Over the two-day conference, speakers from a wide range of disciplines and sectors both examined the philosophical underpinnings of the doctrine and analyzed situations where R2P has been implemented and, perhaps more significantly, where it has failed to be invoked.

Speaker remarks addressed topics as diverse as changing notions of state sovereignty; the primacy of UN R2P prevention mechanisms over humanitarian, and especially military, intervention; the design and use of “early warning systems” to identify humanitarian crises in the making; the special considerations of gender in both conflict and responses to it; and the potential role of business entities in protecting the vulnerable.

A number of “hot spots,” seemingly tailor-made for R2P activities, were also brought into the conversation. These situations included the Central African Republic, Democratic Republic of the Congo, Iraq, Kosovo, Libya, North Korea and Syria. It was noted that only Libya has been the subject of a military intervention under R2P since 2005, and many observers believe that the real incentive for this action was regime change rather than protection of the Libyan populace.

Using a roundtable format, a distinguished group of legal experts also weighed in on the interface between judicial proceedings and the R2P doctrine. In dialogue with one another and the moderator, the experts explored the complex relationship between intervention by the international community in times of humanitarian crisis and transitional mechanisms that might both contribute to post-conflict healing and hold responsible perpetrators of atrocities.

A thematic thread running throughout the conference proceedings was the frequent unwillingness of the international community to approve collective action even in the face of widespread and systematic crimes.

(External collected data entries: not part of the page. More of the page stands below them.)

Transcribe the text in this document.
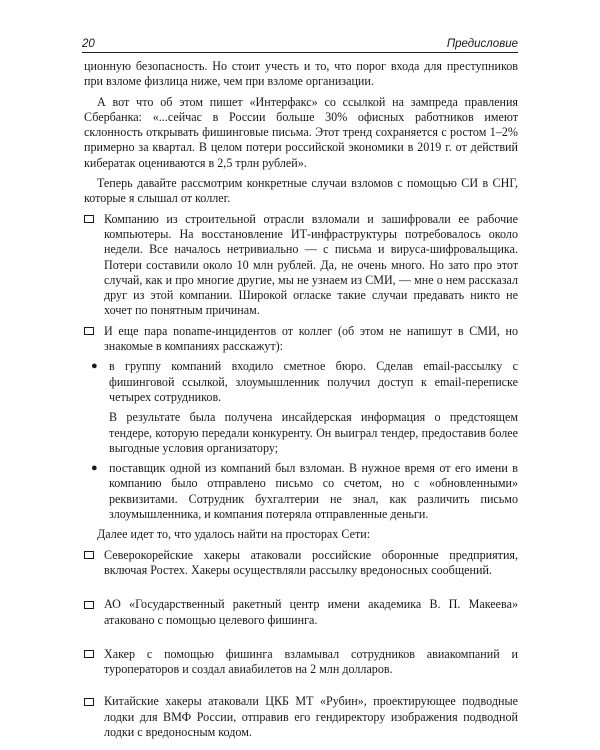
20	Предисловие

ционную безопасность. Но стоит учесть и то, что порог входа для преступников при взломе физлица ниже, чем при взломе организации.

А вот что об этом пишет «Интерфакс» со ссылкой на зампреда правления Сбербанка: «...сейчас в России больше 30% офисных работников имеют склонность открывать фишинговые письма. Этот тренд сохраняется с ростом 1–2% примерно за квартал. В целом потери российской экономики в 2019 г. от действий кибератак оцениваются в 2,5 трлн рублей».

Теперь давайте рассмотрим конкретные случаи взломов с помощью СИ в СНГ, которые я слышал от коллег.

Компанию из строительной отрасли взломали и зашифровали ее рабочие компьютеры. На восстановление ИТ-инфраструктуры потребовалось около недели. Все началось нетривиально — с письма и вируса-шифровальщика. Потери составили около 10 млн рублей. Да, не очень много. Но зато про этот случай, как и про многие другие, мы не узнаем из СМИ, — мне о нем рассказал друг из этой компании. Широкой огласке такие случаи предавать никто не хочет по понятным причинам.
И еще пара noname-инцидентов от коллег (об этом не напишут в СМИ, но знакомые в компаниях расскажут):
● в группу компаний входило сметное бюро. Сделав email-рассылку с фишинговой ссылкой, злоумышленник получил доступ к email-переписке четырех сотрудников.

В результате была получена инсайдерская информация о предстоящем тендере, которую передали конкуренту. Он выиграл тендер, предоставив более выгодные условия организатору;

● поставщик одной из компаний был взломан. В нужное время от его имени в компанию было отправлено письмо со счетом, но с «обновленными» реквизитами. Сотрудник бухгалтерии не знал, как различить письмо злоумышленника, и компания потеряла отправленные деньги.

Далее идет то, что удалось найти на просторах Сети:

Северокорейские хакеры атаковали российские оборонные предприятия, включая Ростех. Хакеры осуществляли рассылку вредоносных сообщений.
АО «Государственный ракетный центр имени академика В. П. Макеева» атаковано с помощью целевого фишинга.
Хакер с помощью фишинга взламывал сотрудников авиакомпаний и туроператоров и создал авиабилетов на 2 млн долларов.
Китайские хакеры атаковали ЦКБ МТ «Рубин», проектирующее подводные лодки для ВМФ России, отправив его гендиректору изображения подводной лодки с вредоносным кодом.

The power of the Permanent Five members of the UN Security Council (the “P5”) to veto a proposed intervention, often for reasons of political or economic self-interest, was repeatedly raised as a structural obstacle to the success of R2P.

While most participants acknowledged that reforming the UN structure in order to eliminate the P5’s veto power was highly unlikely, it was agreed that a campaign to discourage the “illegitimate” use of their veto in times of humanitarian crisis might be pursued.

The “Responsibility to Protect at 10” ended with a plenary session in which participants and audience members were asked to contemplate the proceedings and articulate significant findings and challenges regarding R2P and its real world application. The Ethics Center and the Tami Steinmetz Center agreed to consider follow-up activities to the conference in order to facilitate an ongoing conversation about this critical doctrine.